Two things happened, one which you probably already know because I broadcast it from here to Havana:
1. MSNBC has a blog site called IN-GAME about well, gaming, and yesterday they posted an impassioned essay about why all mothers shouldn’t be be tagged “anti-gamer“. Remember in September when I wrote about my experiences upon taking Frank to purchase Halo Reach? I’m honored to say they linked to it!!! I’m the first link below the second embedded video. 🙂
That was the great part of the experience. The part that sucked, honestly, was me. I thought I’d worked through the attention-whore part of my personality earlier this year. I thought I was over watching my blog hits and mourning when they never reached the heights of my two Freshly Pressed experiences. I thought I’d found my Zen center, my very Jan-ness again.
If I had, then why was I on my knees yesterday as I watched the hits rack up, huh? Why was I hooting and saying embarrassing things like, “Yeah, baby, yeah. Come home to mama”?
More troubling, If I am capable of this level of self-deception, then it’s possible I have my blinders on elsewhere. For instance, maybe there isn’t a Pernicious Pant Fairy who sneaks in at night and alters my waistline in a clever fey version of Gaslighting. Perhaps I am simply…burgeoning?
Maybe blonds really do have more fun.
2. With a fresh set of people poking through my website, I looked at it through their eyes. What would gamers see when they arrived? What gestalt did I offer a visitor.
Know what, peeps? This place is a mess. I’ve got Mr. Darcy in one (deeply delicious and wet) corner. I’ve got medium-brow interviews with writers in another. (They’d be high-brow, but my knuckle-dragging brings down the quality.) I’ve got posts about family, poems to my ‘flu, Daniel Craig popping in about every tenth post–
What was I saying again?
Anyway, look at my own pictures: I present myself as a graffiti’s sidekick in one post, a Madonna-ish figure in my avatar, a devoted mom in another. This place is a collection of words and man-candy images cobbled together with silly string and paperclips, clustered loosely around the general theme of citrus, and that’s my author brand?

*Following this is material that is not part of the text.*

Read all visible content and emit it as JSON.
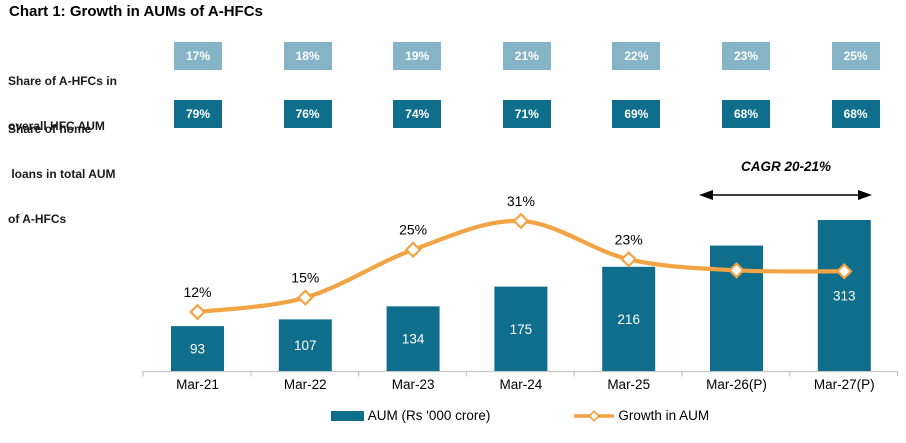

Now, you may say, “Jan, what has this to do with me? Why should I care about yet another moment of self-doubt and course correction in your meager, pathetic, artistic life?”
Well, I’ve got good news for you, that’s why. I’ve found my way through this morass. Let me pick out the highlights of this post and perhaps you’ll spot the solution, too.
HINT: There is a unifying theme to the following:
- Jan is an attention-whoring sock puppet for her StatCounter
- Blonds have more fun
Peeps, it is with great excitement and wonder I introduce you to the new symbol of my blog — the one that will allow me to feel Zen-like again, if I must — but that will propel me to the blogging stratosphere and kick that Zen-like calm into the broom closet where – let’s face it – it rightly belongs. Ready? The new symbol and face of Tartitude from here on?
No more oranges, Tartitude Readers. I give you:
So, before I leave you, two questions:
1. Have you figured out what your website stands for, because as far as I can tell, mine stands for Wheeeee!
2. Ascorbic Acid: Sweet friend or seedy foe?